O coordenador ainda ressalta que a indústria está muito mobilizada de um jeito jamais visto, já que a reforma impacta diretamente o lucro das empresas. Além disso, o Grupo de Trabalho criado para analisar a PEC tem, entre sete deputados, quatro que fazem parte da bancada ruralista. Baird também complementa alertando que o tempo de debate para um assunto tão complexo é curto, já que o Congresso tem o objetivo de aprovar o texto no dia 17 de julho. 

Novo manifesto da Reforma Tributária 3S

No dia 12 de junho, a coalizão vai lançar um novo manifesto durante evento na Câmara dos Deputados, com a participação de , organizações da sociedade civil, especialistas e parlamentares.
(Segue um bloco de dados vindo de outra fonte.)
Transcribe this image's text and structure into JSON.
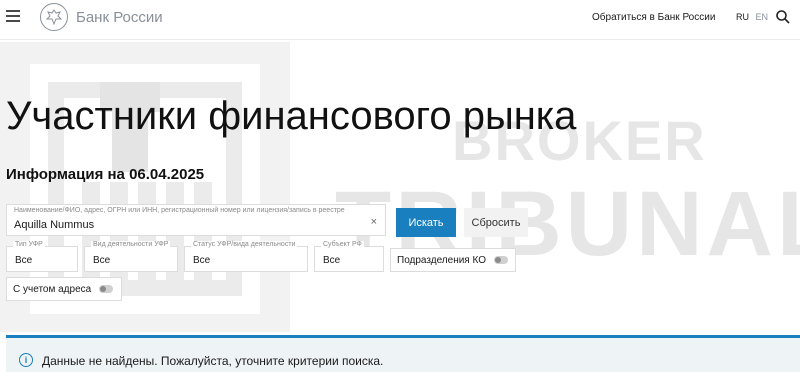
{
  "header": {
    "site_name": "Банк России",
    "contact_link": "Обратиться в Банк России",
    "lang_ru": "RU",
    "lang_en": "EN"
  },
  "watermark": {
    "line1": "BROKER",
    "line2": "TRIBUNAL"
  },
  "page": {
    "title": "Участники финансового рынка",
    "info_date": "Информация на 06.04.2025"
  },
  "search": {
    "label": "Наименование/ФИО, адрес, ОГРН или ИНН, регистрационный номер или лицензия/запись в реестре",
    "value": "Aquilla Nummus",
    "clear": "×",
    "search_button": "Искать",
    "reset_button": "Сбросить"
  },
  "filters": [
    {
      "label": "Тип УФР",
      "value": "Все"
    },
    {
      "label": "Вид деятельности УФР",
      "value": "Все"
    },
    {
      "label": "Статус УФР/вида деятельности",
      "value": "Все"
    },
    {
      "label": "Субъект РФ",
      "value": "Все"
    }
  ],
  "toggles": {
    "branches": "Подразделения КО",
    "with_address": "С учетом адреса"
  },
  "notice": {
    "icon": "i",
    "message": "Данные не найдены. Пожалуйста, уточните критерии поиска."
  },
  "colors": {
    "accent": "#1a7fbf",
    "notice_bg": "#eef3f6",
    "watermark": "#e6e6e6"
  }
}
O texto analisa os avanços e pontos de atenção do projeto de lei de regulamentação a partir da perspectiva da saúde coletiva, justiça social e proteção ao meio ambiente.

No evento, a ACT Promoção da Saúde vai realizar atividades interativas sobre bebidas alcoólicas, alimentos ultraprocessados e tabaco, explicando como doenças desenvolvidas por esses produtos podem ser evitadas com políticas como a tributação.

Também acontecerá o Seminário “Em defesa da Reforma Tributária 3S: Saudável, Solidária e Sustentável” que vai contar com a participação de Mônica Andreis (ACT Promoção da Saúde), Marcos Woortman (Instituto Democracia e Sustentabilidade), Nathalie Beghin (Instituto de Estudos Socioeconômicos INESC), especialistas, como o pediatra e sanitarista Daniel Becker, o agrônomo, professor e ex-diretor geral da FAO José Graziano, representante do Banco Mundial, Organização Mundial de Saúde, a ministra da saúde, Nísia Trindade, a ministra do meio ambiente, Marina Silva, o ministro do desenvolvimento social, Wellington Dias, entre outros.